Es entstehen Fronten, in denen sich Lieferant und Kunde gegenüber stehen. Diese Ausgangslage
überschattet einen friedlichen und konstruktiven Dialog, an dessen Ende eine Verbesserung stehen
könnte. Mehr noch, es entwickeln sich Haltungen – ungewollt, jedoch häufig mit verheerenden Folgen.
Der Kunde wird als Gegner angesehen, der „meckert“, „schnorren möchte“ und „überhaupt keine Ahnung
von den Anforderungen im Betrieb“ hat. Wenn dann persönliche Empfindungen hinzukommen,
eine Reklamation als „persönlicher Angriff auf die angebliche Unfehlbarkeit“ empfunden wird, eskalieren
solche Situationen schnell.
Das hat dann fatale Folgen, aber davon merken die Unternehmen zunächst nichts.

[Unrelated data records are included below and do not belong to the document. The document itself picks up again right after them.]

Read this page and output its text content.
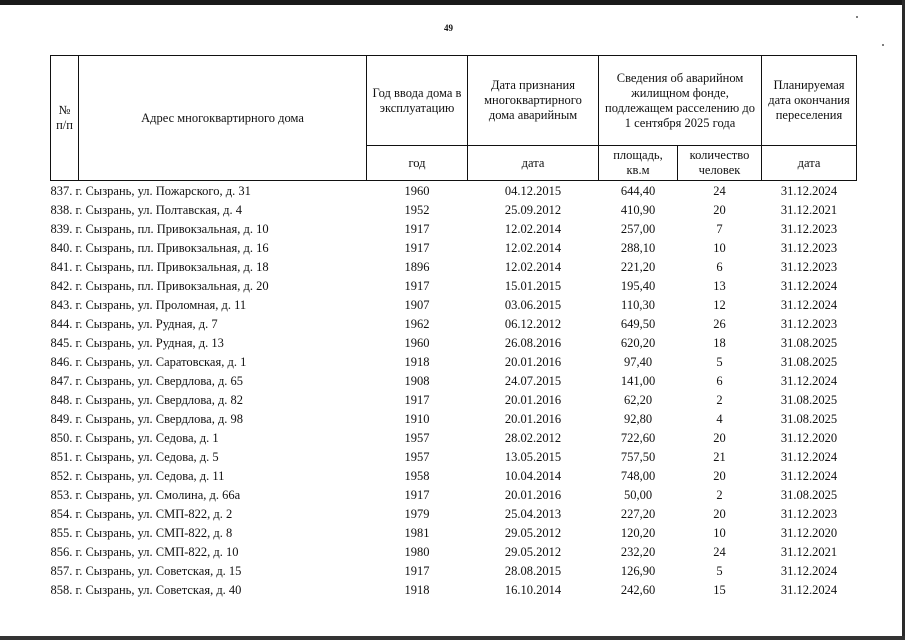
49
№ п/п	Адрес многоквартирного дома	Год ввода дома в эксплуатацию	Дата признания многоквартирного дома аварийным	Сведения об аварийном жилищном фонде, подлежащем расселению до 1 сентября 2025 года		Планируемая дата окончания переселения
		год	дата	площадь, кв.м	количество человек	дата
837. г. Сызрань, ул. Пожарского, д. 31		1960	04.12.2015	644,40	24	31.12.2024
838. г. Сызрань, ул. Полтавская, д. 4		1952	25.09.2012	410,90	20	31.12.2021
839. г. Сызрань, пл. Привокзальная, д. 10		1917	12.02.2014	257,00	7	31.12.2023
840. г. Сызрань, пл. Привокзальная, д. 16		1917	12.02.2014	288,10	10	31.12.2023
841. г. Сызрань, пл. Привокзальная, д. 18		1896	12.02.2014	221,20	6	31.12.2023
842. г. Сызрань, пл. Привокзальная, д. 20		1917	15.01.2015	195,40	13	31.12.2024
843. г. Сызрань, ул. Проломная, д. 11		1907	03.06.2015	110,30	12	31.12.2024
844. г. Сызрань, ул. Рудная, д. 7		1962	06.12.2012	649,50	26	31.12.2023
845. г. Сызрань, ул. Рудная, д. 13		1960	26.08.2016	620,20	18	31.08.2025
846. г. Сызрань, ул. Саратовская, д. 1		1918	20.01.2016	97,40	5	31.08.2025
847. г. Сызрань, ул. Свердлова, д. 65		1908	24.07.2015	141,00	6	31.12.2024
848. г. Сызрань, ул. Свердлова, д. 82		1917	20.01.2016	62,20	2	31.08.2025
849. г. Сызрань, ул. Свердлова, д. 98		1910	20.01.2016	92,80	4	31.08.2025
850. г. Сызрань, ул. Седова, д. 1		1957	28.02.2012	722,60	20	31.12.2020
851. г. Сызрань, ул. Седова, д. 5		1957	13.05.2015	757,50	21	31.12.2024
852. г. Сызрань, ул. Седова, д. 11		1958	10.04.2014	748,00	20	31.12.2024
853. г. Сызрань, ул. Смолина, д. 66а		1917	20.01.2016	50,00	2	31.08.2025
854. г. Сызрань, ул. СМП-822, д. 2		1979	25.04.2013	227,20	20	31.12.2023
855. г. Сызрань, ул. СМП-822, д. 8		1981	29.05.2012	120,20	10	31.12.2020
856. г. Сызрань, ул. СМП-822, д. 10		1980	29.05.2012	232,20	24	31.12.2021
857. г. Сызрань, ул. Советская, д. 15		1917	28.08.2015	126,90	5	31.12.2024
858. г. Сызрань, ул. Советская, д. 40		1918	16.10.2014	242,60	15	31.12.2024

Tatsächlich sind reklamierende Kunden jedoch treue Kunden. Sie zeigen an, dass sie das Vertrauen
und die Erwartung in den Hersteller noch nicht aufgegeben haben. Darum melden sie sich und begehren
Gehör. Sie bieten dem Produzenten eine zweite Chance. Und diese Chance sollte der Hersteller
nutzen. Es wäre fatal, in dem reklamierenden Kunden einen Gegner zu sehen. Er ist es schließlich,
der die Löhne, die Gehälter und das Einkommen der Gesellschafter bezahlt. Ohne Kunden geht es
darum nicht. Diese Aussage ist ebenso banal wie folgenschwer.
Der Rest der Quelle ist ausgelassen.